Steve Pomeranz: The degree or the depth of this problem has to do with the timing of the virus and the ability for us to get the virus under control and for us to get back out again. What is your best guess? What is your scenario for us getting back on our feet? What are the first signs that you would expect to see of the economy starting to heal?
Rick Newman: Congress, I think, did a good job with that giant stimulus plan. I think that was much better than some of the bailouts back in 2008 and 2009. But you know what the ultimate stimulus plan is here? It’s not an economic plan. It’s a public health plan. And I’m just following the epidemiologists on this and basically, they say we need massive widespread testing before we have a vaccine. I mean, we know we cannot speed a vaccine as much as we would like. So, that’s going to take probably a year or more. Before we get to that point, we need massive testing. And then, we also need these antibody tests.
So testing, first of all. If everybody can get a test and everybody can get repeated tests, you can check once a week. Let’s say—I’m just making this up—but in order to go to your job, you need to get the coronavirus test, let’s say, once a week. And, you need to know within a half-hour that you’re healthy and, yes, you can go to work, or you’re not healthy and you need to stay home. I mean, what’s happening right now because we have not had enough availability, a real shortage of these tests. It’s basically governors at this point, they’re just assuming everybody has it. That’s why everybody has to stay home because they’re assuming everybody has it because they have no way of telling.
So, that widespread testing is really the thing that is going to allow us to go back to work and start reopening restaurants and movie theaters and things like that. And for everybody who’s interested in this, the best authority on this is Scott Gottlieb. He was the FDA administrator from 2017 to 2019. He has written a terrific pathway to recovery study that’s at the American Enterprise Institute. I’d like to tell people, go find it. It’s at aei.org. And, I think he’s got the best thinking out there in terms of how we get out of this.
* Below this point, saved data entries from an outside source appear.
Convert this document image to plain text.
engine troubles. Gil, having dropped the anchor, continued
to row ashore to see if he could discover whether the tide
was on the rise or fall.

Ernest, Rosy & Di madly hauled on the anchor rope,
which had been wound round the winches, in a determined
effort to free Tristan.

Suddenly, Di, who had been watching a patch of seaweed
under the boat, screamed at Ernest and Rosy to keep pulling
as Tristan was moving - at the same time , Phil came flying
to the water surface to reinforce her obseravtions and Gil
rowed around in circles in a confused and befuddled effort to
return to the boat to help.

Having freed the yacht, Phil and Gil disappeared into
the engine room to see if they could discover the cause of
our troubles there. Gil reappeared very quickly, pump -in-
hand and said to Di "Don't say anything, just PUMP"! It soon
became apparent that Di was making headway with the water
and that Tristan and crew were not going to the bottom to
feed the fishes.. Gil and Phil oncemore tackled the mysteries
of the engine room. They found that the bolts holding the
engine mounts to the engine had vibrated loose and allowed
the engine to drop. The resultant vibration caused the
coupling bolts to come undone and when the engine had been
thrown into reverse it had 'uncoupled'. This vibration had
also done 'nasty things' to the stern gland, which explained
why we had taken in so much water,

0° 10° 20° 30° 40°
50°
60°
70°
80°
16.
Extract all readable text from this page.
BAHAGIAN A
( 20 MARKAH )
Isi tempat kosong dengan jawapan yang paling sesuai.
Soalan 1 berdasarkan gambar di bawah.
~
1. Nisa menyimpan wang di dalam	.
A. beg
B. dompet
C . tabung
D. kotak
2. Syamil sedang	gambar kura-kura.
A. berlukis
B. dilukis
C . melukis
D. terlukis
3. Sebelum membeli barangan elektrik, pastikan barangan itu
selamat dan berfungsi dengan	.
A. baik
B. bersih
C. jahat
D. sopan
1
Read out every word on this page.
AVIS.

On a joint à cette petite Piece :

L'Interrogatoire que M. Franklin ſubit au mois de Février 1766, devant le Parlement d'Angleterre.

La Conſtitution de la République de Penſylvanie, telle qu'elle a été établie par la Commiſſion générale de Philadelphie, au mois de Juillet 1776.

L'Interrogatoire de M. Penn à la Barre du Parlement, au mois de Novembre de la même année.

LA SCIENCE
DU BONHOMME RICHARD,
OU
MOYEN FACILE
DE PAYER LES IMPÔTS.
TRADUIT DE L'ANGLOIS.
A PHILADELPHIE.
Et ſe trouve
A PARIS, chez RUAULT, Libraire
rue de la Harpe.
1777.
Steve Pomeranz: That’s beautiful. That’s exactly why I like to have Rick Newman on the phone with us. Rick, take care of yourself. Be safe. You’re located where?
Rick Newman: I’m in Westchester County, just north of New York City.
Steve Pomeranz: So, kind of the epicenter, not in the city… But Westchester, wasn’t that one of the first counties earmarked?
Rick Newman: Yes. Yeah, we had one of the first outbreaks a couple of miles from me. And we’re dodging the virus every day, man.
Steve Pomeranz: Yeah, we are too. Very good. Stay safe, and thank you for joining me today.
Rick Newman: Thanks for having me on, Steve. Always enjoy it.